Election managers – those still alive – count voters in various groups. They then apportion delegates based on total support. For example, the candidates are Roderick the Golden, Engineer Breeza and the Gnomish Black Sorceress Supreme. Out of 200 supporters, 5 were gravely injured (yet had their support counted in proximity to various candidate groups from where they lay on the floor bleeding), 6 exited after their candidate’s support collapsed, and 85 were in various states of bandage. The election managers counted 194 voters giving their full support.
- 97 supported Roderick
- 54 supported Breeza
- 46 supported the Black Sorceress
Election managers calculate 50%, 27.8% and and 23.7% percent of the vote respectively. In a winner take all system, Roderick would win this precinct and go on to become the candidate. But Gnomes don’t like it simple. They built a second round of this system. Instead, they proportion 8 delegates – a number picked out of a hat – and give 4 delegates to Roderick, 2 to Breeza and 2 to the Black Sorceress. Then the delegates meet the week after at the remains of Tom Dawes’ bar to repeat the process and fight it out until only two candidates remain. Above rules apply.

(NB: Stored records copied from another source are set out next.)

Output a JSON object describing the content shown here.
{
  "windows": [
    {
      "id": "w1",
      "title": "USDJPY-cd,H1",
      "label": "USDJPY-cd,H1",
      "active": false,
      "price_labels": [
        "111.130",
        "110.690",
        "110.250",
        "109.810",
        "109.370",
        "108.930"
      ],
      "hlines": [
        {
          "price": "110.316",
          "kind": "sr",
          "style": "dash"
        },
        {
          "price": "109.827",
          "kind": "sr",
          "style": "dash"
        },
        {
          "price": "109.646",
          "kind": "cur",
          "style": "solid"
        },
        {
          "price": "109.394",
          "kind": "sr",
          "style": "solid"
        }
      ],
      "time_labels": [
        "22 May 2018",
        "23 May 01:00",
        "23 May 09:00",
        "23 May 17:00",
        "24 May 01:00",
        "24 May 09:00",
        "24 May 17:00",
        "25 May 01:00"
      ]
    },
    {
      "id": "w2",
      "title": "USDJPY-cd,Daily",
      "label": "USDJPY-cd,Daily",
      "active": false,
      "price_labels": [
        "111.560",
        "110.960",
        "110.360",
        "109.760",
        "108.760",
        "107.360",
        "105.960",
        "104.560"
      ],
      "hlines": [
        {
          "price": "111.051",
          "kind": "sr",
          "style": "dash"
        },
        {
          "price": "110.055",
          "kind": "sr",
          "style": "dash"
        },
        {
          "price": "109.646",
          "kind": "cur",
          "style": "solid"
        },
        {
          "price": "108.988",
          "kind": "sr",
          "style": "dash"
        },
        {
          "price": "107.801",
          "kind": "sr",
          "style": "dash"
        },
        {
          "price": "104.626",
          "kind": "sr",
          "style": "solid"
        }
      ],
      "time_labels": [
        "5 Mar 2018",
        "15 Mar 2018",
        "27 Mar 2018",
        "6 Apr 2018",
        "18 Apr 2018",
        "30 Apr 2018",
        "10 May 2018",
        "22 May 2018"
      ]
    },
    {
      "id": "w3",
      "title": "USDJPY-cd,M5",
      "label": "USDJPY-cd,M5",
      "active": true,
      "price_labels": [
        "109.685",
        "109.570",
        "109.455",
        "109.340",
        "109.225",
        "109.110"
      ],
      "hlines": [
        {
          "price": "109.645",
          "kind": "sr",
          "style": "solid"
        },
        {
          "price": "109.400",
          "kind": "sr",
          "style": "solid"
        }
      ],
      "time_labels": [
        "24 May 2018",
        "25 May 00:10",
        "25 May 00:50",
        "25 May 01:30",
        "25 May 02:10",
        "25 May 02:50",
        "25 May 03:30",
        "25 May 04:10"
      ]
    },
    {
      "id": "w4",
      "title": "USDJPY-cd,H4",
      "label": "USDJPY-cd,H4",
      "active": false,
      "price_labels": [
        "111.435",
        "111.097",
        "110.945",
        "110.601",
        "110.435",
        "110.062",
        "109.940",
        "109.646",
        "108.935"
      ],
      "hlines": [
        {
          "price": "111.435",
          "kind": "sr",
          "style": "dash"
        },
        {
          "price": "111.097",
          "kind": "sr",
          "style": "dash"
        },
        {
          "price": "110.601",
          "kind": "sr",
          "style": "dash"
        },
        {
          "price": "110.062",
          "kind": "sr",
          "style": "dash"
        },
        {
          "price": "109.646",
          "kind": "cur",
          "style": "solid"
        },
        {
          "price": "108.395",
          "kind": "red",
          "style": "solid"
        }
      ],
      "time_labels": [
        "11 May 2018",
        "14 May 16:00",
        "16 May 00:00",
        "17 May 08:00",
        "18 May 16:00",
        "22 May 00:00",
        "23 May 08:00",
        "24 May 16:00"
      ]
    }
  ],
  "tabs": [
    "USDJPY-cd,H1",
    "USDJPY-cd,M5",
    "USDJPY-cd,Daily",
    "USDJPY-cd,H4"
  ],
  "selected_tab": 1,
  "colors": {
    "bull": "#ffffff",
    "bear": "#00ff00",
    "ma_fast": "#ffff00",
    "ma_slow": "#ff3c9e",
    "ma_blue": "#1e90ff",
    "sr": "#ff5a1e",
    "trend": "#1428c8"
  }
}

And then, and only then, will the Gnomes participate in full representative Democracy and do the pomp and circumstance and campaign and voting thing.
In the end, only 37 people died in the Second Live Gnomish Caucus. The Gnomes considered this an overall success – and it produced valuable analytical data to boot. Roderick the Golden, having failed in the First Caucus, prevailed in the Second and became the Murder Hobo’s Candidate. He was narrowly defeated by the Black Sorceress in an epic battle of Good vs. Evil on the campaign trail – a fight involving no less than the summoning of demons, epic loans from the Transmuter Bankers, collectable hats, and a full no-holds-barred dance off.
Then, once in office, the Black Sorceress fixed the bridge over Garland’s River and issued 15 new fishing licenses in her first year. A success and triumph, the Gnomes said, of their system.
* It actually comes from the Deep Elven word for “two dudes yelling super loud about nothing on spider chat.”
** Clearly immigration policy is a major gnomish electoral issue.